Kasikorn sees earnings growth in the near term driven by the commercial operation of domestic renewable plants such as solar farms, wind farms, waste-to-energy facilities, and revenue from LNG shipments. There is also an upside from rate hikes at GULF’s US-based power plants. For future strategy, GULF is targeting both domestic and developed international markets (Europe, US). For domestic strategy, GULF prefers acquiring stakes in operational projects where it can leverage cost advantages and superior resources. However, Kasikorn noted risks, especially a 2-3 year likely delay for the Burapa plant’s commercial operation due to unresolved contract issues—viewed as a negative factor. The brokerage suggested the possibility of interim dividends to improve shareholder returns and maintained a “Buy” recommendation with a target price of THB 61.
Krungsri Securities: Slightly Positive, Backed by Strong LNG and Hydropower Outlook
Krungsri Research adopted a slightly positive stance after the analyst meeting, emphasizing the financial closure of the Pak Beng and Pak Lay hydropower projects which enjoy reduced interest expense and an improved internal rate of return (IRR) reaching double digits. The management projects GULF will import 70 LNG vessels in 2026, up from approximately 50 vessels in 2025, translating into a revenue boost from THB 1 billion to THB 1.5 billion year-on-year.

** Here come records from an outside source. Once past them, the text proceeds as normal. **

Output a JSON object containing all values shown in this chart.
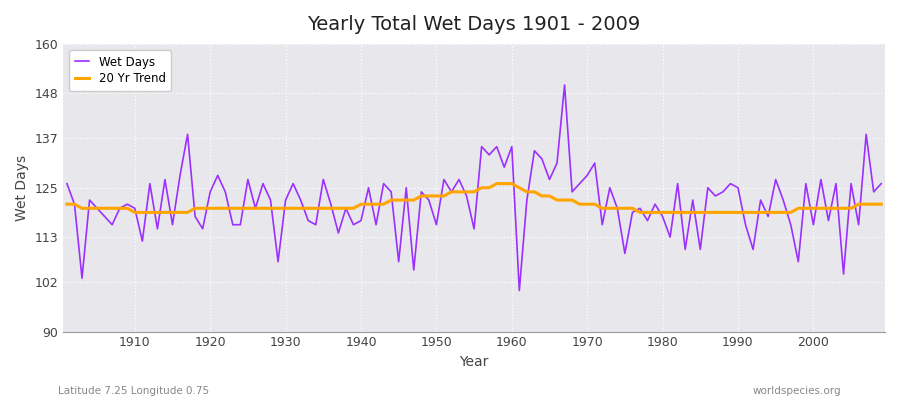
{
  "title": "Yearly Total Wet Days 1901 - 2009",
  "xlabel": "Year",
  "ylabel": "Wet Days",
  "subtitle": "Latitude 7.25 Longitude 0.75",
  "watermark": "worldspecies.org",
  "wet_days_color": "#9B30FF",
  "trend_color": "#FFA500",
  "background_color": "#FFFFFF",
  "plot_bg_color": "#E8E8EC",
  "ylim": [
    90,
    160
  ],
  "yticks": [
    90,
    102,
    113,
    125,
    137,
    148,
    160
  ],
  "xticks": [
    1910,
    1920,
    1930,
    1940,
    1950,
    1960,
    1970,
    1980,
    1990,
    2000
  ],
  "years": [
    1901,
    1902,
    1903,
    1904,
    1905,
    1906,
    1907,
    1908,
    1909,
    1910,
    1911,
    1912,
    1913,
    1914,
    1915,
    1916,
    1917,
    1918,
    1919,
    1920,
    1921,
    1922,
    1923,
    1924,
    1925,
    1926,
    1927,
    1928,
    1929,
    1930,
    1931,
    1932,
    1933,
    1934,
    1935,
    1936,
    1937,
    1938,
    1939,
    1940,
    1941,
    1942,
    1943,
    1944,
    1945,
    1946,
    1947,
    1948,
    1949,
    1950,
    1951,
    1952,
    1953,
    1954,
    1955,
    1956,
    1957,
    1958,
    1959,
    1960,
    1961,
    1962,
    1963,
    1964,
    1965,
    1966,
    1967,
    1968,
    1969,
    1970,
    1971,
    1972,
    1973,
    1974,
    1975,
    1976,
    1977,
    1978,
    1979,
    1980,
    1981,
    1982,
    1983,
    1984,
    1985,
    1986,
    1987,
    1988,
    1989,
    1990,
    1991,
    1992,
    1993,
    1994,
    1995,
    1996,
    1997,
    1998,
    1999,
    2000,
    2001,
    2002,
    2003,
    2004,
    2005,
    2006,
    2007,
    2008,
    2009
  ],
  "wet_days": [
    126,
    121,
    103,
    122,
    120,
    118,
    116,
    120,
    121,
    120,
    112,
    126,
    115,
    127,
    116,
    128,
    138,
    118,
    115,
    124,
    128,
    124,
    116,
    116,
    127,
    120,
    126,
    122,
    107,
    122,
    126,
    122,
    117,
    116,
    127,
    121,
    114,
    120,
    116,
    117,
    125,
    116,
    126,
    124,
    107,
    125,
    105,
    124,
    122,
    116,
    127,
    124,
    127,
    123,
    115,
    135,
    133,
    135,
    130,
    135,
    100,
    122,
    134,
    132,
    127,
    131,
    150,
    124,
    126,
    128,
    131,
    116,
    125,
    120,
    109,
    119,
    120,
    117,
    121,
    118,
    113,
    126,
    110,
    122,
    110,
    125,
    123,
    124,
    126,
    125,
    116,
    110,
    122,
    118,
    127,
    122,
    116,
    107,
    126,
    116,
    127,
    117,
    126,
    104,
    126,
    116,
    138,
    124,
    126
  ],
  "trend": [
    121,
    121,
    120,
    120,
    120,
    120,
    120,
    120,
    120,
    119,
    119,
    119,
    119,
    119,
    119,
    119,
    119,
    120,
    120,
    120,
    120,
    120,
    120,
    120,
    120,
    120,
    120,
    120,
    120,
    120,
    120,
    120,
    120,
    120,
    120,
    120,
    120,
    120,
    120,
    121,
    121,
    121,
    121,
    122,
    122,
    122,
    122,
    123,
    123,
    123,
    123,
    124,
    124,
    124,
    124,
    125,
    125,
    126,
    126,
    126,
    125,
    124,
    124,
    123,
    123,
    122,
    122,
    122,
    121,
    121,
    121,
    120,
    120,
    120,
    120,
    120,
    119,
    119,
    119,
    119,
    119,
    119,
    119,
    119,
    119,
    119,
    119,
    119,
    119,
    119,
    119,
    119,
    119,
    119,
    119,
    119,
    119,
    120,
    120,
    120,
    120,
    120,
    120,
    120,
    120,
    121,
    121,
    121,
    121
  ]
}
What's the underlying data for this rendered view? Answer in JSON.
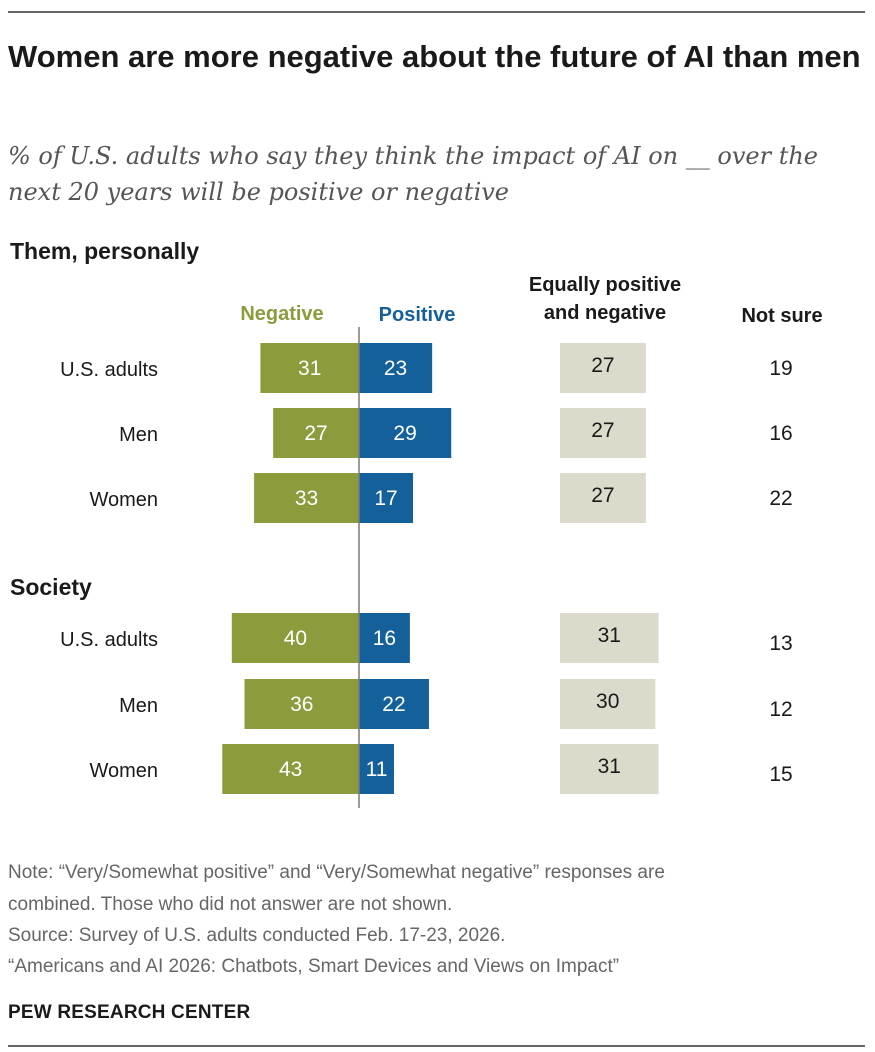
{
  "title": "Women are more negative about the future of AI than men",
  "subtitle": "% of U.S. adults who say they think the impact of AI on __ over the next 20 years will be positive or negative",
  "columns": {
    "negative": "Negative",
    "positive": "Positive",
    "equally": "Equally positive and negative",
    "not_sure": "Not sure"
  },
  "colors": {
    "negative": "#8c9b3c",
    "positive": "#13609a",
    "equally": "#dcdacb",
    "divider": "#7a7a7a"
  },
  "notes": {
    "note_line1": "Note: “Very/Somewhat positive” and “Very/Somewhat negative” responses are",
    "note_line2": "combined. Those who did not answer are not shown.",
    "source": "Source: Survey of U.S. adults conducted Feb. 17-23, 2026.",
    "report": "“Americans and AI 2026: Chatbots, Smart Devices and Views on Impact”"
  },
  "footer": "PEW RESEARCH CENTER",
  "chart_data": {
    "type": "bar",
    "title": "Women are more negative about the future of AI than men",
    "series_names": [
      "Negative",
      "Positive",
      "Equally positive and negative",
      "Not sure"
    ],
    "sections": [
      {
        "name": "Them, personally",
        "rows": [
          {
            "label": "U.S. adults",
            "negative": 31,
            "positive": 23,
            "equally": 27,
            "not_sure": 19
          },
          {
            "label": "Men",
            "negative": 27,
            "positive": 29,
            "equally": 27,
            "not_sure": 16
          },
          {
            "label": "Women",
            "negative": 33,
            "positive": 17,
            "equally": 27,
            "not_sure": 22
          }
        ]
      },
      {
        "name": "Society",
        "rows": [
          {
            "label": "U.S. adults",
            "negative": 40,
            "positive": 16,
            "equally": 31,
            "not_sure": 13
          },
          {
            "label": "Men",
            "negative": 36,
            "positive": 22,
            "equally": 30,
            "not_sure": 12
          },
          {
            "label": "Women",
            "negative": 43,
            "positive": 11,
            "equally": 31,
            "not_sure": 15
          }
        ]
      }
    ]
  }
}
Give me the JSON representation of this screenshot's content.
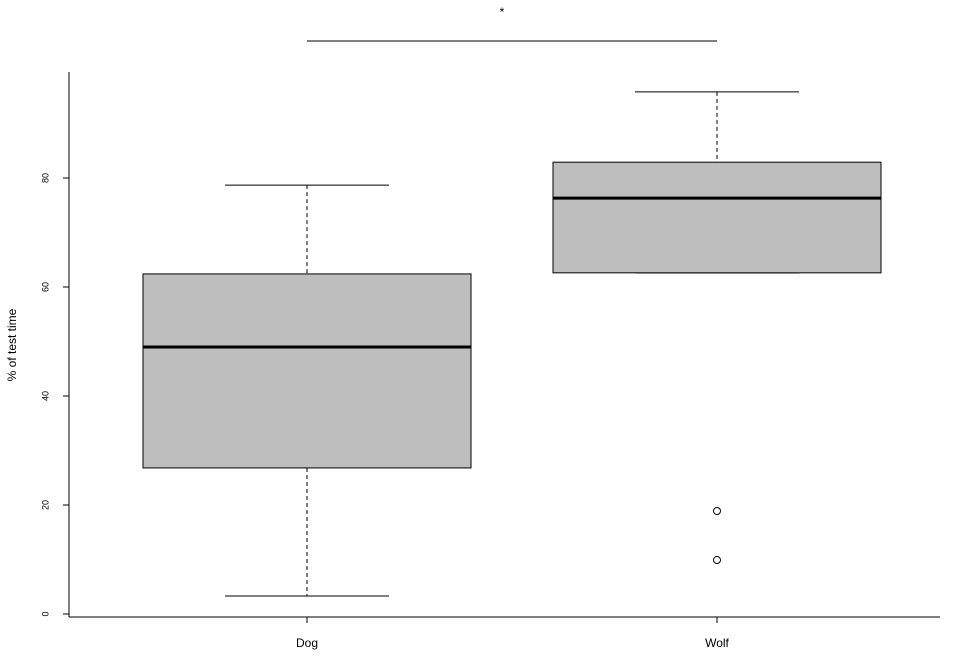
{
  "chart_data": {
    "type": "box",
    "ylabel": "% of test time",
    "annotation": "*",
    "categories": [
      "Dog",
      "Wolf"
    ],
    "color": "#bebebe",
    "boxes": [
      {
        "min": 3.3,
        "q1": 26.8,
        "median": 49.0,
        "q3": 62.4,
        "max": 78.7,
        "outliers": []
      },
      {
        "min": 62.6,
        "q1": 62.6,
        "median": 76.3,
        "q3": 82.9,
        "max": 95.8,
        "outliers": [
          18.9,
          9.9
        ]
      }
    ],
    "ylim": [
      -0.55,
      99.45
    ],
    "yticks": [
      0,
      20,
      40,
      60,
      80
    ]
  }
}
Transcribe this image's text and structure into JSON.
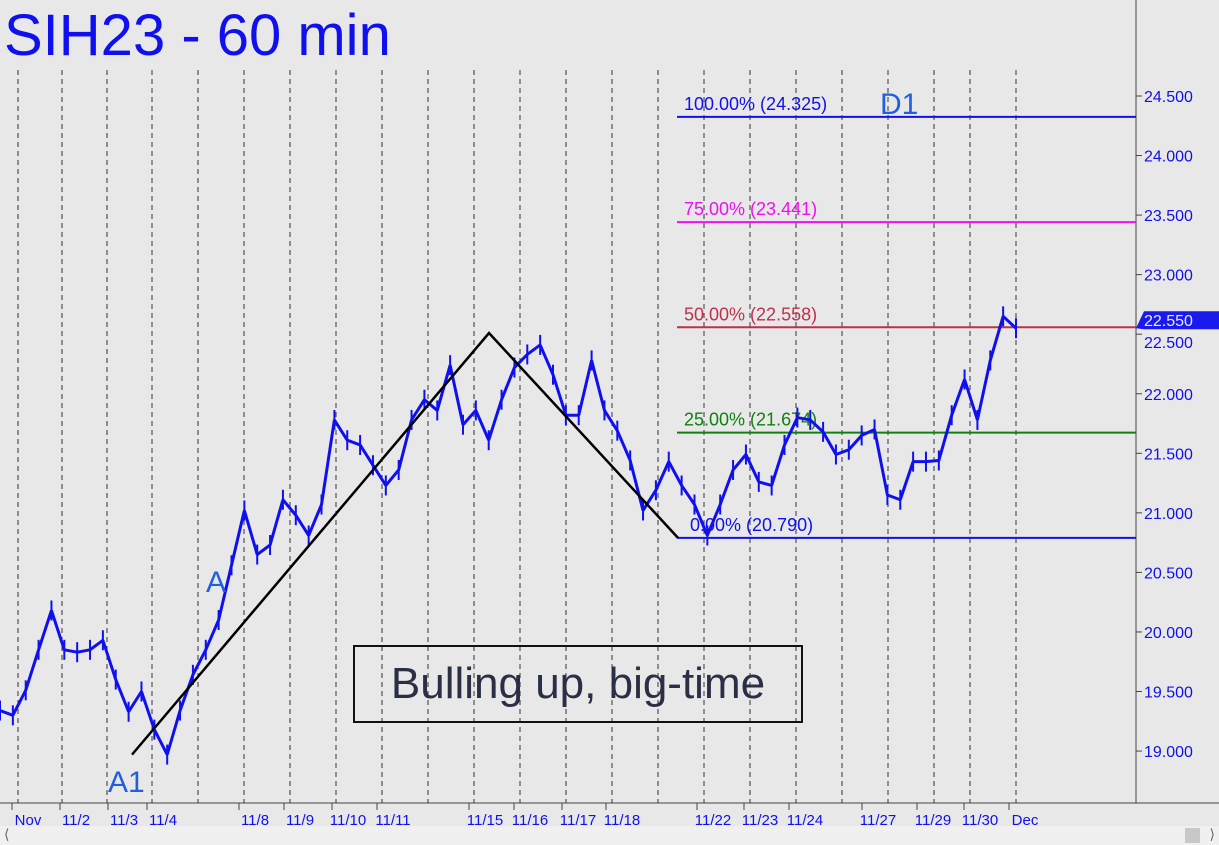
{
  "title": "SIH23 - 60 min",
  "annotation": "Bulling up, big-time",
  "colors": {
    "price": "#1010ee",
    "background": "#e8e8e8",
    "fib100": "#1010ee",
    "fib75": "#ee10ee",
    "fib50": "#c0304a",
    "fib25": "#108010",
    "fib0": "#1010ee",
    "zigzag": "#000000",
    "axis_text": "#1010ee",
    "wave_labels": "#2060e0"
  },
  "chart_data": {
    "type": "line",
    "title": "SIH23 - 60 min",
    "ylim": [
      18.6,
      25.2
    ],
    "yticks": [
      "19.000",
      "19.500",
      "20.000",
      "20.500",
      "21.000",
      "21.500",
      "22.000",
      "22.500",
      "23.000",
      "23.500",
      "24.000",
      "24.500"
    ],
    "ytick_values": [
      19,
      19.5,
      20,
      20.5,
      21,
      21.5,
      22,
      22.5,
      23,
      23.5,
      24,
      24.5
    ],
    "xticks": [
      "Nov",
      "11/2",
      "11/3",
      "11/4",
      "11/8",
      "11/9",
      "11/10",
      "11/11",
      "11/15",
      "11/16",
      "11/17",
      "11/18",
      "11/22",
      "11/23",
      "11/24",
      "11/27",
      "11/29",
      "11/30",
      "Dec"
    ],
    "grid": "vertical dashed day separators",
    "last_price": "22.550",
    "last_price_value": 22.55,
    "series": [
      {
        "values": [
          19.34,
          19.3,
          19.51,
          19.85,
          20.18,
          19.85,
          19.83,
          19.85,
          19.93,
          19.6,
          19.33,
          19.5,
          19.18,
          18.97,
          19.34,
          19.64,
          19.85,
          20.1,
          20.56,
          21.02,
          20.65,
          20.73,
          21.11,
          20.98,
          20.81,
          21.07,
          21.78,
          21.61,
          21.57,
          21.4,
          21.23,
          21.36,
          21.78,
          21.95,
          21.86,
          22.24,
          21.74,
          21.86,
          21.61,
          21.95,
          22.22,
          22.33,
          22.41,
          22.16,
          21.82,
          21.82,
          22.28,
          21.86,
          21.69,
          21.44,
          21.02,
          21.19,
          21.43,
          21.23,
          21.07,
          20.81,
          21.07,
          21.36,
          21.49,
          21.26,
          21.23,
          21.57,
          21.8,
          21.78,
          21.68,
          21.49,
          21.53,
          21.65,
          21.7,
          21.15,
          21.11,
          21.43,
          21.43,
          21.44,
          21.82,
          22.12,
          21.78,
          22.28,
          22.65,
          22.55
        ]
      }
    ],
    "fib_levels": [
      {
        "label": "100.00% (24.325)",
        "value": 24.325,
        "color": "#1010ee"
      },
      {
        "label": "75.00% (23.441)",
        "value": 23.441,
        "color": "#ee10ee"
      },
      {
        "label": "50.00% (22.558)",
        "value": 22.558,
        "color": "#c0304a"
      },
      {
        "label": "25.00% (21.674)",
        "value": 21.674,
        "color": "#108010"
      },
      {
        "label": "0.00% (20.790)",
        "value": 20.79,
        "color": "#1010ee"
      }
    ],
    "zigzag": [
      18.97,
      22.51,
      20.79
    ],
    "wave_labels": [
      "A1",
      "A",
      "D1"
    ]
  }
}
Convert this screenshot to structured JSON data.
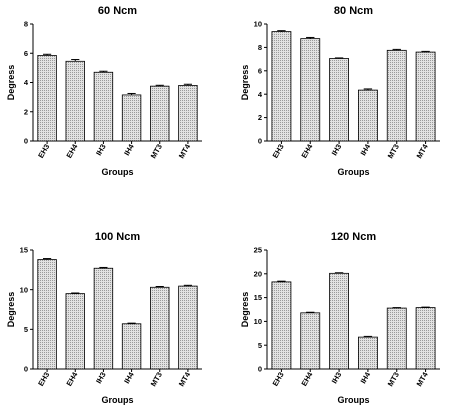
{
  "figure": {
    "background": "#ffffff",
    "bar_fill": "#d6d6d6",
    "bar_stroke": "#000000"
  },
  "chart_data": [
    {
      "type": "bar",
      "title": "60 Ncm",
      "xlabel": "Groups",
      "ylabel": "Degress",
      "categories": [
        "EH3",
        "EH4",
        "IH3",
        "IH4",
        "MT3",
        "MT4"
      ],
      "values": [
        5.85,
        5.45,
        4.7,
        3.15,
        3.75,
        3.8
      ],
      "errors": [
        0.08,
        0.12,
        0.07,
        0.1,
        0.06,
        0.08
      ],
      "ylim": [
        0,
        8
      ],
      "yticks": [
        0,
        2,
        4,
        6,
        8
      ],
      "tick_labels": [
        "0",
        "2",
        "4",
        "6",
        "8"
      ],
      "grid": false
    },
    {
      "type": "bar",
      "title": "80 Ncm",
      "xlabel": "Groups",
      "ylabel": "Degress",
      "categories": [
        "EH3",
        "EH4",
        "IH3",
        "IH4",
        "MT3",
        "MT4"
      ],
      "values": [
        9.35,
        8.75,
        7.05,
        4.35,
        7.75,
        7.6
      ],
      "errors": [
        0.08,
        0.1,
        0.05,
        0.1,
        0.08,
        0.06
      ],
      "ylim": [
        0,
        10
      ],
      "yticks": [
        0,
        2,
        4,
        6,
        8,
        10
      ],
      "tick_labels": [
        "0",
        "2",
        "4",
        "6",
        "8",
        "10"
      ],
      "grid": false
    },
    {
      "type": "bar",
      "title": "100 Ncm",
      "xlabel": "Groups",
      "ylabel": "Degress",
      "categories": [
        "EH3",
        "EH4",
        "IH3",
        "IH4",
        "MT3",
        "MT4"
      ],
      "values": [
        13.8,
        9.5,
        12.7,
        5.7,
        10.3,
        10.45
      ],
      "errors": [
        0.12,
        0.08,
        0.1,
        0.08,
        0.1,
        0.1
      ],
      "ylim": [
        0,
        15
      ],
      "yticks": [
        0,
        5,
        10,
        15
      ],
      "tick_labels": [
        "0",
        "5",
        "10",
        "15"
      ],
      "grid": false
    },
    {
      "type": "bar",
      "title": "120 Ncm",
      "xlabel": "Groups",
      "ylabel": "Degress",
      "categories": [
        "EH3",
        "EH4",
        "IH3",
        "IH4",
        "MT3",
        "MT4"
      ],
      "values": [
        18.3,
        11.8,
        20.1,
        6.7,
        12.8,
        12.9
      ],
      "errors": [
        0.15,
        0.12,
        0.12,
        0.15,
        0.1,
        0.1
      ],
      "ylim": [
        0,
        25
      ],
      "yticks": [
        0,
        5,
        10,
        15,
        20,
        25
      ],
      "tick_labels": [
        "0",
        "5",
        "10",
        "15",
        "20",
        "25"
      ],
      "grid": false
    }
  ]
}
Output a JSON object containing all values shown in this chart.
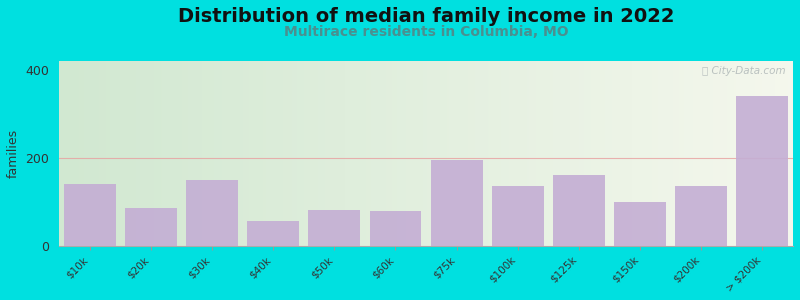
{
  "title": "Distribution of median family income in 2022",
  "subtitle": "Multirace residents in Columbia, MO",
  "categories": [
    "$10k",
    "$20k",
    "$30k",
    "$40k",
    "$50k",
    "$60k",
    "$75k",
    "$100k",
    "$125k",
    "$150k",
    "$200k",
    "> $200k"
  ],
  "values": [
    140,
    85,
    150,
    55,
    80,
    78,
    195,
    135,
    160,
    100,
    135,
    340
  ],
  "bar_color": "#c4aed4",
  "background_outer": "#00e0e0",
  "ylabel": "families",
  "ylim": [
    0,
    420
  ],
  "yticks": [
    0,
    200,
    400
  ],
  "watermark": "Ⓢ City-Data.com",
  "title_fontsize": 14,
  "subtitle_fontsize": 10,
  "subtitle_color": "#4a9090",
  "hline_color": "#e8a0a0",
  "hline_y": 200
}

For renewables, the firm highlighted GULF’s second phase of projects, totaling 1,480 MW, underpinned by a PPA electricity tariff of THB 2.16 per unit—a minor decrease with no significant negative financial impact. There is optimism about contract finalization by year-end 2025. However, GULF was not awarded any new projects directly in this recent renewables round, while other operators like GUNKUL secured capacity. Despite this, Krungsri maintained its “Buy” rating with a 2026 target price of THB 59 per share.